Helen’in mitolojik güzelliği ve
Truva’dan gelen Paris’in onursuzca davranışları alt metinde eleştiriliyor.
Paris, Truva ve aslında İyonya(Anadolu)’nın Sparta ve aslında Helenistan
medeniyetindeki aşağı konumunu simgeliyor. Filmde ve Homerosun destanında
tasvir edilern güzelliğin ve Paris’in düştüğü hatadan kaynaklanan savaşın
getirdiği uğursuzluğun nedenselliği üzerinde durulmuyor. Bu nokta biraz izleyiciye
bırakılıyor. Ancak alt metinde kast edilenin Yunan medeniyeti karşısında doğulu
olan bir toplumun gafleti olduğu çok açıktır. Truva doğulu olması nedeniyle
zaten baştan kaybetmiştir. Doğulu/Batılı kavgasının en destansı ifadesi olan
Truva savaşının bu ilk epik uyarlaması olan “Helen of Troy” filmi bütün
önyargılı bakış açısına rağmen izlenmeye değer.

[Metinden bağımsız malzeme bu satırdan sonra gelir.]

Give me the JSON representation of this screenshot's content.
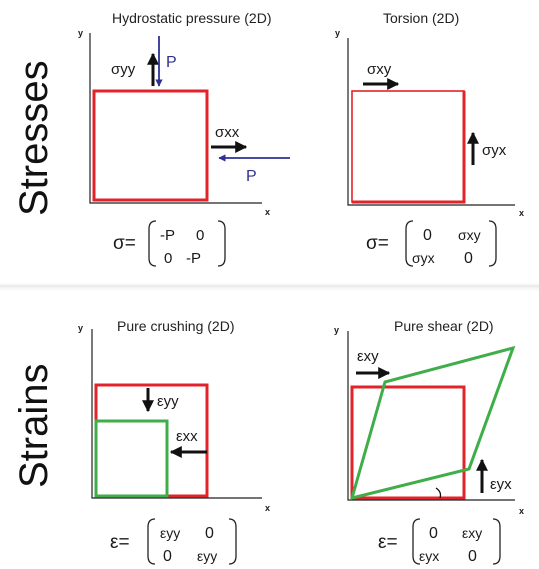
{
  "rows": {
    "stresses_label": "Stresses",
    "strains_label": "Strains"
  },
  "panels": {
    "hydrostatic": {
      "title": "Hydrostatic pressure (2D)",
      "y_axis": "y",
      "x_axis": "x",
      "sigma_yy": "σyy",
      "sigma_xx": "σxx",
      "P_top": "P",
      "P_right": "P",
      "matrix_lhs": "σ=",
      "m11": "-P",
      "m12": "0",
      "m21": "0",
      "m22": "-P"
    },
    "torsion": {
      "title": "Torsion (2D)",
      "y_axis": "y",
      "x_axis": "x",
      "sigma_xy": "σxy",
      "sigma_yx": "σyx",
      "matrix_lhs": "σ=",
      "m11": "0",
      "m12": "σxy",
      "m21": "σyx",
      "m22": "0"
    },
    "crushing": {
      "title": "Pure crushing (2D)",
      "y_axis": "y",
      "x_axis": "x",
      "eps_yy": "εyy",
      "eps_xx": "εxx",
      "matrix_lhs": "ε=",
      "m11": "εyy",
      "m12": "0",
      "m21": "0",
      "m22": "εyy"
    },
    "shear": {
      "title": "Pure shear (2D)",
      "y_axis": "y",
      "x_axis": "x",
      "eps_xy": "εxy",
      "eps_yx": "εyx",
      "matrix_lhs": "ε=",
      "m11": "0",
      "m12": "εxy",
      "m21": "εyx",
      "m22": "0"
    }
  },
  "colors": {
    "square": "#e2232a",
    "deformed": "#3fae49",
    "pressure": "#2e3192",
    "arrow": "#111111"
  }
}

Film hakkında bir ayrıntı detay
daha filmde Helen rolünü oynayan Rossana Podesta’nın küçük yardımcısı Andraste
rolünde genç Brigitte Bardot’uyu görmek de bir hayli heyecan verici. Bardot
kariyerinin başlarında gözlendiği bu filmde küçük bir rol kapmış ve perdede
kendi aksini gözlemleyebilmiştir. Bardot daha sonra dünyanın büyük bir ilgisine
mazhar olacak, sinemada kadın cinselliğinin tanrısal bir ifadesi olacaktır.
Filmde ve Homores’un İlyada’sınndaki Helen’in büyüleyici güzelliği yanında
Bardot bir hizmetçi kız rolüyle de olsa kendisini hissettirmeyi bilmiştir.
Spartacus
The Alamo
Hollywood sinemasının unutulmaz
asker karakter oyuncusu John Wayne tarafından yönetilip, oynanan bu tarihi film
Texas tarihine bir bakış atmaktadır. Amerikan devrimi ardından Meksikalı
devrimcilerin de İspanyol sömürge yönetimine ayaklanmasıyla Kuzey Amerika’daki
son komprador yönetimler de yıkılmaya başlamıştı. Texas bu dönemde hem İspanyol
valilerine hem de Meksika devletine karşı bağımsızlığını kazanır. 1824
anayasası çerçevesinde Orta ve Kuzey Amerika kıtalarında büyük birlik kuran ilk
Meksika devleti Texas’taki devrimcilerle karşı karşıya gelir. Teksaslılar
Meksika birliğine katılmazlar. Mücadele dönemi de böylece başlamıştır.
Lawrence of Arabia
İngiliz istihbaratının sinsiliği
ve iş bitiriciliği dillere destandır. İngiliz insanının kurnaz zekâsıyla,
diplomasinin ve siyasetinin kurnaz oyunlarıyla sömürge sonrası yeni dünyada
İngiliz ticari çıkarlarının devamı için yerli işbirlikçileri nasıl elde
ettikleri dilden dile geçmiştir. İngiliz gizli ajanlarının dünyanın dört bir
yanında Kraliçe ve yüksek İngiliz çıkarlarının yılmaz savunucuları olarak
verdikleri akıl dolu oyunlar romanlara, kitaplara ve filmlere sığmaz olmuştur.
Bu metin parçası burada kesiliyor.